FITC-xtra maleimide

• Enhanced Photostability and Brighter Fluorescence: More resistant to photobleaching with a stronger signal than standard FITC.
• Broad pH Stability: Maintains stable fluorescence across a pH range of 4 to 10.
• High Conjugation Efficiency: Provides higher yields under mild reaction conditions than standard FITC
• Spectral Compatibility and Optimal Excitation: Matches the spectral properties of FITC and is excitable by the 488 nm laser line.
• Superior Signal-to-Background: Ensures improved accuracy and reliability in fluorescence assays.

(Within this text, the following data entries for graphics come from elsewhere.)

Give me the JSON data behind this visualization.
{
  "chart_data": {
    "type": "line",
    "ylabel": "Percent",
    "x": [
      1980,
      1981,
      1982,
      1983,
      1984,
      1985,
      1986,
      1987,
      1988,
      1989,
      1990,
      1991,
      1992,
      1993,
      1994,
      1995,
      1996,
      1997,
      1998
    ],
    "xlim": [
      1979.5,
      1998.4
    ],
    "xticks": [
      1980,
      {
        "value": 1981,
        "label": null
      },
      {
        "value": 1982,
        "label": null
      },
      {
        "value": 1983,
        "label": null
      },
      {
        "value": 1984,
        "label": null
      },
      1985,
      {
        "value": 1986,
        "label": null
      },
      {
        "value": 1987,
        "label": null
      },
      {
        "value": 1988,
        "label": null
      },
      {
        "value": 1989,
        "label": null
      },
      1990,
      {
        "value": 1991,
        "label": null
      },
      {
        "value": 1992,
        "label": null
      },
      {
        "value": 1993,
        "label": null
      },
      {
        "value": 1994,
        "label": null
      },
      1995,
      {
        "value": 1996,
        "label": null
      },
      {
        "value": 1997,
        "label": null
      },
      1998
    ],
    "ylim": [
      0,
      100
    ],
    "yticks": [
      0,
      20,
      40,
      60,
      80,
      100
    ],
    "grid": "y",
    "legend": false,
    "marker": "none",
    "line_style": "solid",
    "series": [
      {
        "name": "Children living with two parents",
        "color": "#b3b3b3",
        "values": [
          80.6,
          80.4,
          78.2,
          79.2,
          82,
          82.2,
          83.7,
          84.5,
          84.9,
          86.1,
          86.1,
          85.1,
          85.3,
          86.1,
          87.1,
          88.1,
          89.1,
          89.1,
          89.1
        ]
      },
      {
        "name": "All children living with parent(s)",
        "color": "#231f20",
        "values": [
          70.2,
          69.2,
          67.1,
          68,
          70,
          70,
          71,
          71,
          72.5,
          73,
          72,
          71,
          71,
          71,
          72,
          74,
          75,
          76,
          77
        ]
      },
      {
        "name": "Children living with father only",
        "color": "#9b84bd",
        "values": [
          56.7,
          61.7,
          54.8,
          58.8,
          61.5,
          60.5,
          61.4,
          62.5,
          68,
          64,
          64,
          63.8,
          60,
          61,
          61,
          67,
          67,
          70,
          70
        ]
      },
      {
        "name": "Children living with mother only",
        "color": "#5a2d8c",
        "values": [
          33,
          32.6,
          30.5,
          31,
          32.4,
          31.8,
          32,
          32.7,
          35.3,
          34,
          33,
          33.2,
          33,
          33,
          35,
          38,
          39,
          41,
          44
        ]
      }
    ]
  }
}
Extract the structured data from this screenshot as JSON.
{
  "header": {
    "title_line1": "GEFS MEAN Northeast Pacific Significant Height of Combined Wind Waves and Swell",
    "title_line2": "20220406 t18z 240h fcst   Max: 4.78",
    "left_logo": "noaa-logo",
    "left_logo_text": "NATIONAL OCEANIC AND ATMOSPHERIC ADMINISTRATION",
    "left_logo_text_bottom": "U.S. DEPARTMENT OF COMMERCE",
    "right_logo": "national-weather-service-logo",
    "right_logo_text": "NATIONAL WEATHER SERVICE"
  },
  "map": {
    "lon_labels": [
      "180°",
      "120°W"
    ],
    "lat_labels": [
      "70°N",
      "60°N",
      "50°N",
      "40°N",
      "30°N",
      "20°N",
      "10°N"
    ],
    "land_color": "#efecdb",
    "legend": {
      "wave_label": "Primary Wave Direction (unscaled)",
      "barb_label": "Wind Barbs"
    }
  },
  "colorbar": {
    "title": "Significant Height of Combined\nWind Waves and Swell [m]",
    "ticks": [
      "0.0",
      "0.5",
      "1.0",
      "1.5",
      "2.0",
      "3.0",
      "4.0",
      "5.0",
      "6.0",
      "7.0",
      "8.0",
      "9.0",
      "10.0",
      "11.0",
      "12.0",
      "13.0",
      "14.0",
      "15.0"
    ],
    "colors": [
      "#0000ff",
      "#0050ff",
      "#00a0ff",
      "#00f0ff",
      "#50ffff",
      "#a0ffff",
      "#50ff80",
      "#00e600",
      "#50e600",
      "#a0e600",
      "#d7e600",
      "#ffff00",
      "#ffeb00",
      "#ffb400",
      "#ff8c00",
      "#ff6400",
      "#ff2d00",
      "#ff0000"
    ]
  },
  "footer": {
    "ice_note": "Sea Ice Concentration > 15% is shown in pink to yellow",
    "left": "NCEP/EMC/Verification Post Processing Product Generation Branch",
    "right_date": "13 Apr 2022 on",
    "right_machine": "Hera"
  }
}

FITC is widely used for creating green fluorescent bioconjugates; however, it has notable limitations, including significant photobleaching during microscopy and a fluorescence signal that is highly sensitive to pH variations. FITC-xtra addresses these challenges, providing a robust enhancement over traditional FITC. Bioconjugates prepared with FITC-xtra demonstrate significantly increased brightness and superior photostability compared to those labeled with standard FITC. Importantly, the fluorescence of FITC-xtra remains stable across a pH range of 4 to 10, addressing the limitation of FITC, which only reaches maximum fluorescence at pH levels above 9. Alongside these enhancements, FITC-xtra retains spectral properties nearly identical to FITC, ensuring compatibility. Moreover, FITC-xtra provides a higher conjugation yield under mild conditions compared to FITC. Like 5-FITC, FITC-xtra antibody conjugates are ideally excited by the 488 nm laser line, making them an excellent alternative to traditional FITC-labeled conjugates. When tested under identical conditions, FITC-xtra antibody conjugates consistently deliver higher signal-to-background ratios than their FITC counterparts.

The maleimide derivative of FITC-xtra is widely used for labeling biomolecules with free thiol (SH) groups, including antibodies, proteins, thiol-modified oligonucleotides, and low molecular weight ligands. Maleimides react readily with sulfhydryl groups, forming stable thio-ether bonds between the dye and the biomolecule, facilitating robust and reliable labeling for diverse experimental applications.